En este mundo donde no siempre dos más dos suman cuatro, tarde o temprano quien pone a todos en su sitio es el toro. Funcionar como torero es una empresa casi imposible: hace falta valor, técnica, personalidad, carisma, arte, vocación, capacidad de sacrificio y, además, estar dispuesto a morir. Y aun con todo eso, no basta. Se necesita suerte: que en la plaza grande toque el toro propicio, que el matador lo entienda y lo lidie bien, que la espada no falle, que el puntillero no lo levante, que la emoción prenda en el tendido, que el juez tenga sensibilidad y que los trofeos se otorguen en justicia. Después, que la repercusión mediática sea favorable y que las empresas correspondan. Sólo entonces, con el nombre encendido en la boca del público, los aficionados volverán a comprar un boleto para verte.

El domingo pasado, Ernesto Javier Calita, líder del escalafón nacional desde hace algunas temporadas, volvió a escribir una de esas páginas que dan sentido a toda una vida. Matador que por casi una década sufrió el desprecio y el olvido empresarial, que se aferró a su sueño de manera casi irracional cuando parecía imposible, que nunca bajó la guardia y siempre estuvo preparado, encontró la oportunidad, la tomó con fuerza, triunfó y asumió la responsabilidad. Desde entonces su carrera ha sido una línea ascendente, no sin tropiezos, pero firme.

Hace algunos años, estando en gran momento, sufrió una de las semanas más duras: tres avisos en la Plaza México y, a la semana siguiente, la misma historia en Guadalajara.

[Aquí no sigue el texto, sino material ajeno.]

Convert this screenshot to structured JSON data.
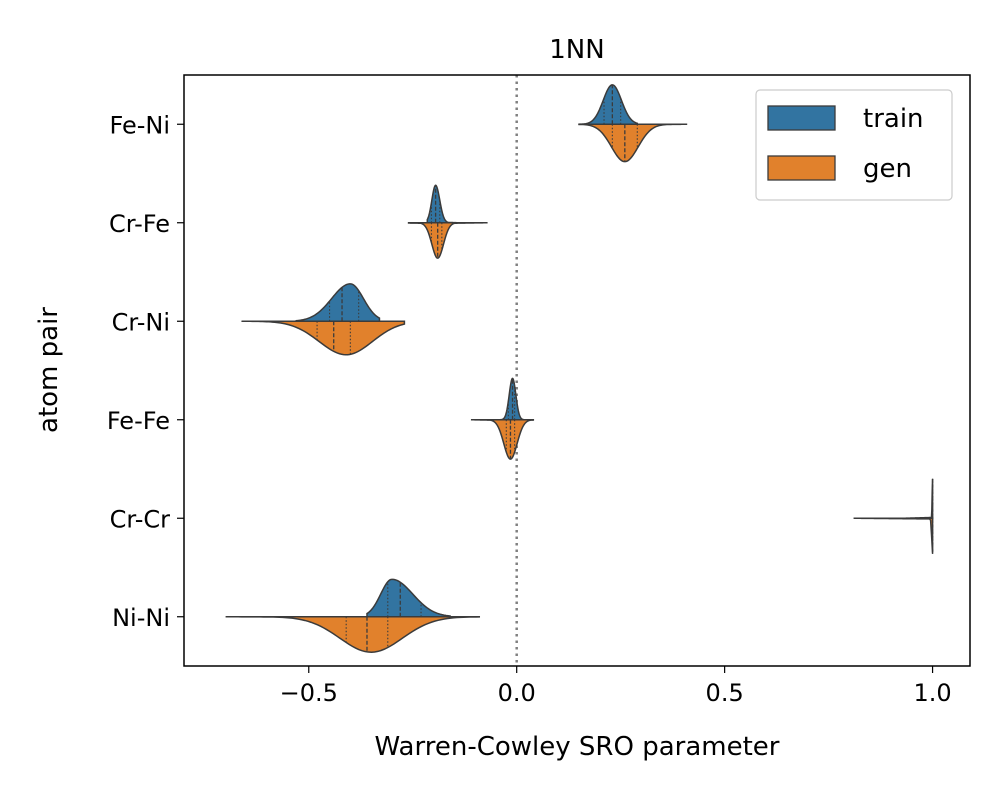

Las dos plazas más importantes del país. Fue un golpe devastador, y sobre él cayó con dureza un sector del público, de la prensa y del propio medio. ¿Qué hizo? Redoblar el esfuerzo, aprender de los errores, prepararse más, no bajarse del carro.

Las temporadas siguientes fueron internacionales. El año pasado firmó una actuación seria en Madrid, y su paso por las plazas ha sido triunfal. La deuda con aquella tarde oscura en La México estaba saldada; quedaba pendiente Guadalajara. El pasado domingo, ante dos grandes toros de Ordaz, el mexiquense de sangre sevillana firmó una de sus más grandes tardes como matador: un triunfo rotundo de cuatro orejas y un rabo a un lote excepcional del hierro queretano que hoy da mucho y bien de qué hablar.

No había margen de error: ante toros de nota mayor, o se está a la altura o se naufraga. Calita respondió como responden los toreros importantes en las tardes clave: con brillantez, en la Perla Tapatía, en la plaza donde se lidia el toro más serio de México, frente a un público conocedor y exigente como pocos.

El toro le dio revancha. En el sorteo le tocaron dos astados de bandera que podían significar la gloria o la ruina. Su preparación, su determinación y su ambición lo llevaron al triunfo clamoroso. Y junto a los hermanos Ordaz, que paso a paso consolidan su proyecto ganadero, la tarde se convirtió en un canto a la grandeza de la tauromaquia.